第3章 交易都市ローインは危険な香り。

第16話 馬車での長旅です。

 ゴトゴトゴト。


 俺を乗せた馬車が、ゆっくりと進んでいる。もちろん道は舗装などされていないから、石が落ちていたり、地面がでこぼこだったりすると、揺れる揺れる。酔ってしまうほどではないけど、なんか車とか電車で移動していた頃が懐かしくもある。


 でも、流れる雲を眺めながら、ゆっくりとした馬車の旅ってのもいいね。


 大魔法使いシュワルツが住んでいるのは、港町ヴェンチ・プレイスよりもはるか北。ヴァルク山地という、雪に覆われた山の中で一人、生活しているらしい。


「はっはっは、師匠の考えることはよくわからんのだ!」


 シュワルツの一番弟子であり、港町ヴェンチ・プレイスの代表的マッチョのルーベ・スージーがそう言っていた。



 人里離れた場所に住むのには、何か理由があるのだろう。誰にもみられたくない実験をしているとか、もしかしたら人が嫌いとか。いや、人が嫌いなら弟子をとったりはしないか。とにかく、行って会ってみないことには何も始まらない。


 ヴァルク山地は、この国で二番目に大きい都市、交易都市ローインから北へ伸びる街道を進めば見えてくるという。


 っていうか、歩いて向かうにはちょっと無理があるなぁと思っていたら、ちょうど交易都市ローインに向かうという商人を紹介してもらい、馬車に乗せてもらうことになったんだ。無料で乗せてもらう代わりに、何か危険が迫ったときの用心棒を務めることになったけど。
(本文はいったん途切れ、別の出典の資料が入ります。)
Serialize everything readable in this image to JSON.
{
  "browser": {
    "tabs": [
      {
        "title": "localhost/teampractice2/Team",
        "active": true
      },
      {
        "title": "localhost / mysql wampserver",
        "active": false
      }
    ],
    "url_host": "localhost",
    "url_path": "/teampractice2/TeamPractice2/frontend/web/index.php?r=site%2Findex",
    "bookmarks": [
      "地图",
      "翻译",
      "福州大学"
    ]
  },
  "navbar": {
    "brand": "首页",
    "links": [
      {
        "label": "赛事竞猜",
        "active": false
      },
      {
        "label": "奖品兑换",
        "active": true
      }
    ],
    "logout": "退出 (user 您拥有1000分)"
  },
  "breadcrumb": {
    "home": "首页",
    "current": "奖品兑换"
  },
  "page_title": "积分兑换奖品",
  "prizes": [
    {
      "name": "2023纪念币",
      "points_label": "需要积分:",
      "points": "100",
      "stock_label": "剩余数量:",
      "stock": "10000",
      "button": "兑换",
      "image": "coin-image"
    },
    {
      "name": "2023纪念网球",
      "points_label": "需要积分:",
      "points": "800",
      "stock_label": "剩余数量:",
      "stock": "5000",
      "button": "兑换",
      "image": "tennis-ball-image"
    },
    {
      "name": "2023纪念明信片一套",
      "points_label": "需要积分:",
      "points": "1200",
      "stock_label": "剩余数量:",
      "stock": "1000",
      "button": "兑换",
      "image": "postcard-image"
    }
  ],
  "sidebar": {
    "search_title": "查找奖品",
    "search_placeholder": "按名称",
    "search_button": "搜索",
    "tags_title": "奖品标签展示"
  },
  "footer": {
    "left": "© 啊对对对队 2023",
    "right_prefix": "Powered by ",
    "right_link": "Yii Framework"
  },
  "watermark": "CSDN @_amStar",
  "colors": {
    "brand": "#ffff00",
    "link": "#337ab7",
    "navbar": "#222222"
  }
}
 はじめは「鎧も着ていないニイちゃんが用心棒だなんて……」と渋い顔をしていた商人だったけど、ルーベが「俺が自信を持って推薦するから!」と言ってくれたおかげで、「ルーベがそこまでいうなら信じるけど……」と認めてくれたのだった。


 いや、彼は顔が広いし、信頼されている。やはり身体というのは嘘をつかないな。マッチョであるということは「それだけ自分に厳しい修行を課していることの現れ」だから。俺は……女神様にマッチョにしてもらったから、あんまり偉そうに語ることはできないけど。


 馬車に乗っているのは俺一人。隣には商人が港町ヴェンチ・プレイスで仕入れた商品が所狭しと並べられている。木箱に詰められた果物や冷凍魔法で氷漬けにされた鮮魚、武器や防具に至るまで。異世界暮らしもまだ日が浅いので、こう言うのをみているだけでも面白い。



 それに、一人でよかった、とも思う。



 もしここに女性が一人、または複数人で乗ってきてみろ。俺は当然話しかける度胸もないし、話しかけても笑われるし、上手に話もできないし、いいことなんて何一つない。せっかくのイケメンマッチョが宝の持ち腐れというものだ。


 女神様は訓練次第で女性とも上手に話ができるようになるとは言っていたが……。もしかしたら、大魔法使いシュワルツさんが何かいい訓練法を教えてくれるかも知れないな。めっちゃ美人っていってたし。ちょっと楽しみ。



 そんなゆっくりした馬車の旅も数日が過ぎ、あと少しで交易都市ローインに到着するというとき。


 のんびりと馬車の中で過ごしていると、

「山賊だ! 助けてくれ!」

 と商人の声。用心棒を雇うくらいだから、平穏無事に街につくはずないよなと思っていたら、やっぱり。



 イカ退治の次は山賊退治ですか。


 まあ、タダで乗せてもらっているんだから、これくらいは、ね。